A lion in China's Wuhan Forest Wild Animal Zoo has been condemned to spend the rest of its life in a cage after injuring two tourists, the Shanghai Morning Post reported on Tuesday.
The stiff sentence provoked an outcry from locals in Wuhan, the capital of central China's Hubei province, the paper said.
"A mother and son were throwing hens to the lion from the open window of a bus travelling through the park, filled with untamed wild animals, on the morning of October 6, the paper said.
However a lion pounced on them, seizing the boy's right arm and dragging him out of the window, injuring his head.
The boy's mother was also scratched by the lion when she tried to wrestle her son from its clutches, the report added. She is now out of hospital although the child is still being treated for injuries.
Instead of tightening safety measures and ensuring windows are closed when buses travel through the park, the park's management decided to punish the lion, stirring up a furore in the local media.
The park applied to local police office for permission to shoot the lion but was refused after the news got out and concerned citizens came to plead mercy for the lion.
However in order to punish the miscreant beast, the zoo decided to sentence the lion to "life imprisonment", locking it in a cage and forbidding it from roaming outside with its peers.
The row is continuing, with many local residents convinced the lion is innocent and people coming to the park to see the hapless animal and plead its cause, the Shanghai paper said.

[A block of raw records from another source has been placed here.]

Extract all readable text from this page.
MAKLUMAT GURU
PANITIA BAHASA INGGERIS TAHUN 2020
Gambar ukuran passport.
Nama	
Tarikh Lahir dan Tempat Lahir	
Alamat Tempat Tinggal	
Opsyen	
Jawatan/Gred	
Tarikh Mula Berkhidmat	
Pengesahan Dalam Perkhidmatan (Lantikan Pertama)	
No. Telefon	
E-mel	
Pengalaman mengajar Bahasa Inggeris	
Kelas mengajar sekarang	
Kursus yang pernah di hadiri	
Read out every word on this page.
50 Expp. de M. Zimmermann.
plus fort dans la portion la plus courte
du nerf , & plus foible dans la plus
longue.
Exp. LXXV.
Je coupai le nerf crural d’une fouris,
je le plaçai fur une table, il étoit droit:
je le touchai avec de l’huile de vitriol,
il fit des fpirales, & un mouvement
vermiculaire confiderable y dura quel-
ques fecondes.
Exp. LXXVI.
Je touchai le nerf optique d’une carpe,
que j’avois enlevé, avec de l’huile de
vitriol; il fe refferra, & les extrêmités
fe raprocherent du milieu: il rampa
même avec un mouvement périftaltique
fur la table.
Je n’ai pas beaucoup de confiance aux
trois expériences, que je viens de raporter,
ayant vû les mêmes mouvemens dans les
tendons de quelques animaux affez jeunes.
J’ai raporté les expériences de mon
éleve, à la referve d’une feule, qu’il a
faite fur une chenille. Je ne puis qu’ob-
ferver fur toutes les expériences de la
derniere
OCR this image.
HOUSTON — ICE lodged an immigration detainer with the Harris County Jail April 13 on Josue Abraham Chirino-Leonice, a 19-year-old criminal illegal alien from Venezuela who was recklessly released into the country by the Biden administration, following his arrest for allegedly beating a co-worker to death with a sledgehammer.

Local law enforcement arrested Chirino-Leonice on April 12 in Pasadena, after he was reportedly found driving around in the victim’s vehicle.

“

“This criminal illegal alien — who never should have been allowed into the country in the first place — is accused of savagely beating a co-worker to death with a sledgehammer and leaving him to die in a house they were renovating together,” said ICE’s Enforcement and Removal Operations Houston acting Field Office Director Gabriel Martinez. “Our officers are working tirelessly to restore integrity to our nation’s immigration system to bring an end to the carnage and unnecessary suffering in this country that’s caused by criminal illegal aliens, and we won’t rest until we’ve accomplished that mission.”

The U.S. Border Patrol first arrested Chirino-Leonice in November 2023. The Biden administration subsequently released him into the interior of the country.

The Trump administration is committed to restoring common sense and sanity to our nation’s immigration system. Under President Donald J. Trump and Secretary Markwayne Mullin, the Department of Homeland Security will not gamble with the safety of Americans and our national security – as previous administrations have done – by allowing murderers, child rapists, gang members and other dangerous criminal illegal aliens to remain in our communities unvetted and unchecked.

It is common for China's zoos and wild animal parks to allow tourists to feed wild animals, to generate extra cash and drum up more excitement.
The Wuhan Forest zoo sold hens for 20 yuan (US$2.4) a piece on the bus and allowed tourist to hurl them from the windows at passing predators.
Safety at Chinese zoos is lax and animals are often kept in appalling conditions.
In another incident, a Bengal tiger in a zoo in the southwest Chinese city of Kunming mauled a woman keeper to death, the China Daily newspaper reported on Tuesday.
The keeper entered a cage to feed a tiger on October 21 but failed to lock the den where the animals were kept.
The tiger concerned had been caged and was now "waiting for the results of the investigation", the report said.